Teams define what success looks like before launch. They should also decide which evidence would make them stop, narrow, or change the bet.

4 min readBy Kritika Rastogi

Launch planning is built around positive motion.

The team defines the audience, promise, channels, assets, milestones, and success metrics. The underlying assumption is that once the product enters the market, the work is to make it travel farther.

Some launches should not travel farther. They should be narrowed, repositioned, delayed, or stopped.

That decision is difficult to make after launch because effort creates attachment. A team that has spent months building the product and campaign can explain away weak evidence for a long time. The useful moment to define a stopping condition is before the results arrive.

Write the kill question

A kill question names the evidence that would make the team reconsider the launch thesis.

Examples:

  • If the target audience understands the promise but does not begin the core workflow, what assumption about urgency or usability was wrong?
  • If activation is strong but repeated use is weak, does the product solve a recurring problem?
  • If users adopt but the intended buyer will not pay, is the audience, package, or economic story incorrect?
  • If deals progress until security review and then stop, is the launch premature for the segment?

The word “kill” does not mean every miss ends the product.

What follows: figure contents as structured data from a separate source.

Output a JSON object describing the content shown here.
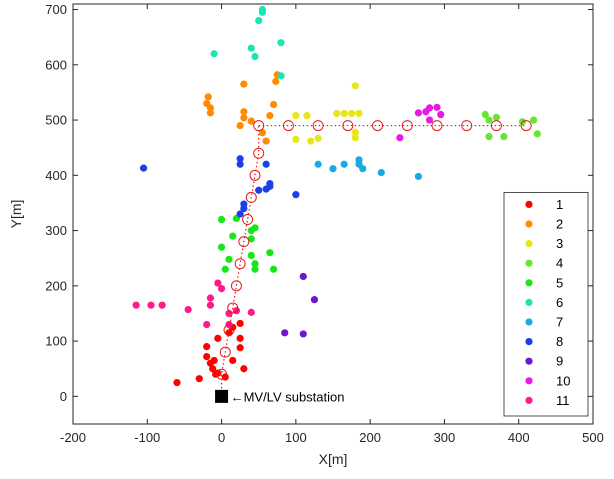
{
  "chart_data": {
    "type": "scatter",
    "xlabel": "X[m]",
    "ylabel": "Y[m]",
    "xlim": [
      -200,
      500
    ],
    "ylim": [
      -50,
      710
    ],
    "xticks": [
      -200,
      -100,
      0,
      100,
      200,
      300,
      400,
      500
    ],
    "yticks": [
      0,
      100,
      200,
      300,
      400,
      500,
      600,
      700
    ],
    "tick_labels": {
      "x": [
        "-200",
        "-100",
        "0",
        "100",
        "200",
        "300",
        "400",
        "500"
      ],
      "y": [
        "0",
        "100",
        "200",
        "300",
        "400",
        "500",
        "600",
        "700"
      ]
    },
    "grid": false,
    "legend_position": "bottom-right",
    "annotation": {
      "text": "←MV/LV substation",
      "x": 0,
      "y": 0
    },
    "substation": {
      "x": 0,
      "y": 0,
      "color": "#000000"
    },
    "feeder_nodes": {
      "color": "#e31a1c",
      "points": [
        [
          0,
          40
        ],
        [
          5,
          80
        ],
        [
          10,
          120
        ],
        [
          15,
          160
        ],
        [
          20,
          200
        ],
        [
          25,
          240
        ],
        [
          30,
          280
        ],
        [
          35,
          320
        ],
        [
          40,
          360
        ],
        [
          45,
          400
        ],
        [
          50,
          440
        ],
        [
          50,
          490
        ],
        [
          90,
          490
        ],
        [
          130,
          490
        ],
        [
          170,
          490
        ],
        [
          210,
          490
        ],
        [
          250,
          490
        ],
        [
          290,
          490
        ],
        [
          330,
          490
        ],
        [
          370,
          490
        ],
        [
          410,
          490
        ]
      ]
    },
    "series": [
      {
        "name": "1",
        "color": "#ff0000",
        "points": [
          [
            -60,
            25
          ],
          [
            -30,
            32
          ],
          [
            -20,
            90
          ],
          [
            -20,
            72
          ],
          [
            -15,
            60
          ],
          [
            -10,
            65
          ],
          [
            -12,
            50
          ],
          [
            -8,
            40
          ],
          [
            -5,
            42
          ],
          [
            -5,
            105
          ],
          [
            5,
            35
          ],
          [
            10,
            115
          ],
          [
            15,
            125
          ],
          [
            25,
            132
          ],
          [
            25,
            105
          ],
          [
            25,
            88
          ],
          [
            15,
            65
          ],
          [
            30,
            50
          ]
        ]
      },
      {
        "name": "2",
        "color": "#ff8c00",
        "points": [
          [
            -20,
            530
          ],
          [
            -18,
            542
          ],
          [
            -15,
            522
          ],
          [
            -15,
            513
          ],
          [
            25,
            490
          ],
          [
            30,
            504
          ],
          [
            30,
            515
          ],
          [
            30,
            565
          ],
          [
            40,
            498
          ],
          [
            55,
            477
          ],
          [
            60,
            462
          ],
          [
            65,
            508
          ],
          [
            70,
            528
          ],
          [
            73,
            570
          ],
          [
            75,
            582
          ]
        ]
      },
      {
        "name": "3",
        "color": "#e6e619",
        "points": [
          [
            100,
            508
          ],
          [
            115,
            508
          ],
          [
            100,
            465
          ],
          [
            120,
            462
          ],
          [
            130,
            467
          ],
          [
            155,
            512
          ],
          [
            165,
            512
          ],
          [
            175,
            512
          ],
          [
            180,
            562
          ],
          [
            185,
            512
          ],
          [
            180,
            468
          ],
          [
            180,
            478
          ]
        ]
      },
      {
        "name": "4",
        "color": "#66e633",
        "points": [
          [
            355,
            510
          ],
          [
            360,
            500
          ],
          [
            370,
            505
          ],
          [
            405,
            497
          ],
          [
            420,
            500
          ],
          [
            425,
            475
          ],
          [
            360,
            470
          ],
          [
            380,
            470
          ]
        ]
      },
      {
        "name": "5",
        "color": "#19e619",
        "points": [
          [
            0,
            320
          ],
          [
            0,
            270
          ],
          [
            5,
            230
          ],
          [
            10,
            248
          ],
          [
            15,
            290
          ],
          [
            20,
            322
          ],
          [
            40,
            300
          ],
          [
            45,
            305
          ],
          [
            40,
            285
          ],
          [
            40,
            255
          ],
          [
            45,
            240
          ],
          [
            45,
            230
          ],
          [
            65,
            260
          ],
          [
            70,
            230
          ]
        ]
      },
      {
        "name": "6",
        "color": "#19e6b3",
        "points": [
          [
            -10,
            620
          ],
          [
            40,
            630
          ],
          [
            45,
            615
          ],
          [
            50,
            680
          ],
          [
            55,
            695
          ],
          [
            55,
            700
          ],
          [
            80,
            640
          ],
          [
            80,
            580
          ]
        ]
      },
      {
        "name": "7",
        "color": "#19aae6",
        "points": [
          [
            130,
            420
          ],
          [
            150,
            412
          ],
          [
            165,
            420
          ],
          [
            185,
            428
          ],
          [
            185,
            420
          ],
          [
            190,
            412
          ],
          [
            215,
            405
          ],
          [
            265,
            398
          ]
        ]
      },
      {
        "name": "8",
        "color": "#1a40e6",
        "points": [
          [
            -105,
            413
          ],
          [
            25,
            430
          ],
          [
            25,
            420
          ],
          [
            30,
            348
          ],
          [
            30,
            340
          ],
          [
            25,
            330
          ],
          [
            50,
            373
          ],
          [
            60,
            375
          ],
          [
            65,
            385
          ],
          [
            65,
            380
          ],
          [
            60,
            420
          ],
          [
            100,
            365
          ]
        ]
      },
      {
        "name": "9",
        "color": "#6a19cc",
        "points": [
          [
            110,
            217
          ],
          [
            125,
            175
          ],
          [
            85,
            115
          ],
          [
            110,
            113
          ]
        ]
      },
      {
        "name": "10",
        "color": "#e619e6",
        "points": [
          [
            240,
            468
          ],
          [
            265,
            513
          ],
          [
            275,
            515
          ],
          [
            280,
            522
          ],
          [
            290,
            523
          ],
          [
            295,
            510
          ],
          [
            280,
            500
          ]
        ]
      },
      {
        "name": "11",
        "color": "#ff1a8c",
        "points": [
          [
            -115,
            165
          ],
          [
            -95,
            165
          ],
          [
            -80,
            165
          ],
          [
            -45,
            157
          ],
          [
            -15,
            178
          ],
          [
            -15,
            165
          ],
          [
            -20,
            130
          ],
          [
            10,
            130
          ],
          [
            10,
            150
          ],
          [
            20,
            155
          ],
          [
            40,
            152
          ],
          [
            0,
            195
          ],
          [
            -5,
            205
          ]
        ]
      }
    ]
  }
}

It forces the team to name what evidence would be serious enough to change direction.

Pair each success metric with a decision

A metric is more useful when the team knows what it will do at different values.

For a new workflow, the plan might say:

  • Strong activation and repeat use: expand distribution.
  • Strong activation and weak repeat use: investigate the value moment and frequency.
  • Weak activation after qualified interest: revisit onboarding and the promise-to-product gap.
  • Weak qualified interest: reconsider the audience or problem framing.

This turns the dashboard into a decision system. It also reduces the temptation to substitute reach metrics when product behavior disappoints.

Protect the learning window

Stopping conditions need a fair test. Define the audience, time period, minimum sample, and product readiness required before judging the result. Otherwise, a team can kill a good idea after a noisy week or protect a weak one indefinitely.

The launch brief should state both sides of the bet: what the team expects to happen and what would cause it to think again.

Optimism gets a product into the market. Decision discipline determines what the company learns once it arrives.